Carlos emmène son fils, Jorge, en weekend à la montagne. C'est l'occasion pour lui de se rapprocher de cet enfant qu'il ne voit que rarement depuis sa séparation avec Carmen. Seulement, il n'est pas très simple de créer du lien avec un adolescent de 14 ans… Ce weekend, c'est aussi l'occasion de reprendre sa place de père, et de faire un homme de ce fils un peu bébé, un peu trop gros.
Carmen, elle, se réjouit et s'inquiète à la fois de ce weekend. Carlos a laissé, avant de partir, un manuscrit sur sa table. Une note indique qu'il souhaite juste qu'elle le lise. Dès les premières pages, Carmen est troublée par les éléments sordides qu'il contient, d'autant que cette fiction évoque une réalité, celle de sa rencontre avec ce jeune poète talentueux sans le sou et sans relation. Au fur et à mesure de cette lecture noire et scabreuse, le doute s'insinue en elle : pour quelle raison Carlos lui a-t-il confié ce manuscrit ? S'agit-il d'une revanche sur le passé, d'un avertissement, ou d'une intention ? "Mais pour elle, il n'était pas si facile de continuer à lire : elle en savait trop. Elle en lisait trop, plus que ce qu'il y avait dans la page : elle lisait ce qui n'était pas écrit. Peut-être que c'était ça, l'obstacle : elle cherchait quelque chose entre les lignes et ça l'empêchait de voir ce qu'elle avait sous les yeux."
J'avoue avoir eu vraiment beaucoup de mal avec la première moitié de ce roman, qui mélange pour l'essentiel trois points de vue : celui de Carlos, celui de Carmen, et des passages de "La femme morte", le manuscrit cause de bien des interrogations. L'univers décrit est sordide, avec un intérêt particulier pour tout ce qu'il y a en-dessous de la ceinture, et pas qu'à des fonctions reproductives. Les personnages m'ont paru stéréotypés, engoncés dans un contexte (le loser qui veut faire ses preuves, l'adolescent malhabile, la femme partagée entre assumer ses actes et culpabiliser) qu'ils n'ont visiblement et masochistement pas envie de quitter.
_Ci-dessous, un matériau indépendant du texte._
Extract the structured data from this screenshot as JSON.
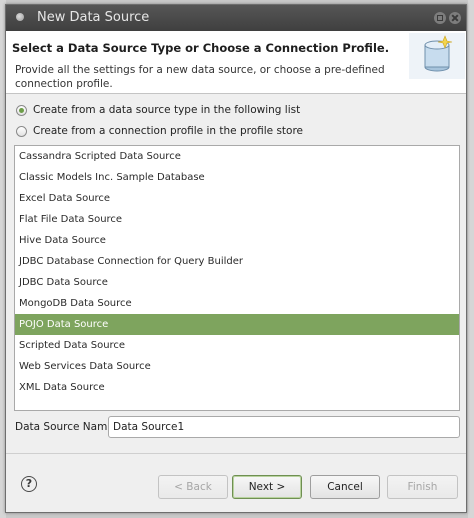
{
  "window": {
    "title": "New Data Source"
  },
  "header": {
    "title": "Select a Data Source Type or Choose a Connection Profile.",
    "description": "Provide all the settings for a new data source, or choose a pre-defined connection profile."
  },
  "options": {
    "from_type": {
      "label": "Create from a data source type in the following list",
      "checked": true
    },
    "from_profile": {
      "label": "Create from a connection profile in the profile store",
      "checked": false
    }
  },
  "data_source_types": [
    "Cassandra Scripted Data Source",
    "Classic Models Inc. Sample Database",
    "Excel Data Source",
    "Flat File Data Source",
    "Hive Data Source",
    "JDBC Database Connection for Query Builder",
    "JDBC Data Source",
    "MongoDB Data Source",
    "POJO Data Source",
    "Scripted Data Source",
    "Web Services Data Source",
    "XML Data Source"
  ],
  "selected_type": "POJO Data Source",
  "data_source_name": {
    "label": "Data Source Name:",
    "value": "Data Source1"
  },
  "buttons": {
    "help": "?",
    "back": "< Back",
    "next": "Next >",
    "cancel": "Cancel",
    "finish": "Finish"
  },
  "colors": {
    "titlebar": "#4a4a4a",
    "selection": "#7ea45e",
    "radio_accent": "#6d9d48"
  }
}
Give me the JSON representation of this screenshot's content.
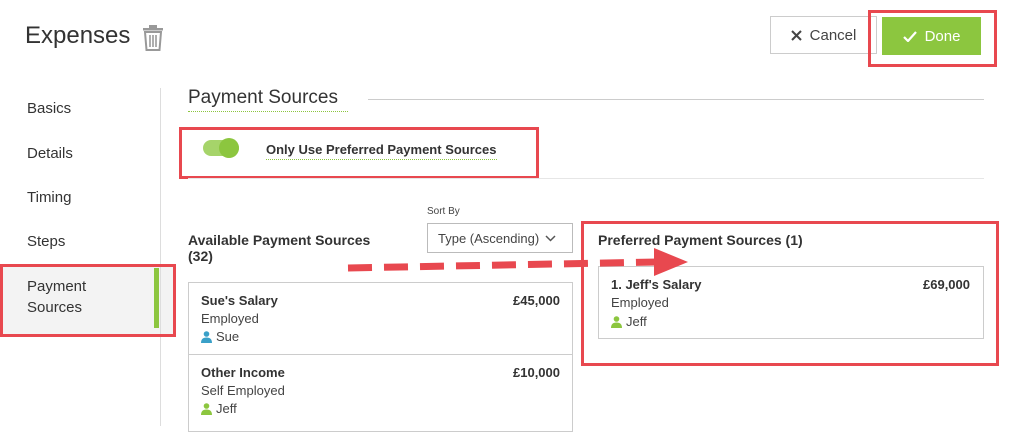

L'auteur semble n'avoir aucune compassion ni aucune affection pour ces héros malmenés qui hésitent entre brutalité envers eux-mêmes et les autres, élucubrations répétitives sur des évènements du passé, culpabilisation à outrance, etc… Enfin, des réflexions plus ou moins philosophiques, ésotériques et, grosso-modo, démagogiques, sur les liens entre un auteur et un lecteur viennent ponctuer un texte qui évoque une histoire au point mort. "L'auteur est dans le livre, pas dehors. C'est le livre qui, pour être lu, nous oblige à imaginer qu'il a un auteur. Nous inventons l'auteur comme nous inventons des dieux." Mais si j'interprète bien les intentions de l'auteur (ce dont je ne mettrai pas ma main à couper!), cette première moitié de l'ouvrage sert à planter un décor, un contexte, à donner au lecteur une représentation de l'histoire et des personnages, de façon à pouvoir le surprendre dans la seconde partie du livre.
Puisqu'on en parle, j'ai trouvé cette seconde moitié du livre plus intéressante. le point de vue de Carlos est moins présent ; à la place, on suit un peu les pensées de Jorge. Comme Carmen, je me suis surprise à essayer de lire, entre les lignes, ce qui n'était pas écrit, pour deviner ce qui le serait. le roman sordide tourne au roman noir, pour nous amener à un final fataliste.
Rafael Reig tisse, avec plus ou moins de bonheur, différents thèmes dans cet écrit étrange : la place du père, les illusions sur les autres, les liens auteur-lecteur, l'échec, la fiction et la réalité (qu'un peu de réalité se retrouve dans une fiction, passe, mais l'inverse ?) etc… Au final, on s'apitoie sur ces personnages qui portent malgré eux le masque que d'autres leur ont donné : ils n'arrivent pas à trouver leur place, coincés par ce qu'on attend d'eux, ce qu'ils pensent que les autres attendent d'eux, par ce qu'ils attendent d'eux-mêmes. Dans ce piège des illusions, les fantasmes deviennent un écran de fumée réel qui peine à masquer une réalité pitoyable.
Un roman sombre que j'ai, au final, plutôt apprécié. Je remercie Babelio et les éditions Métailié pour cette lecture.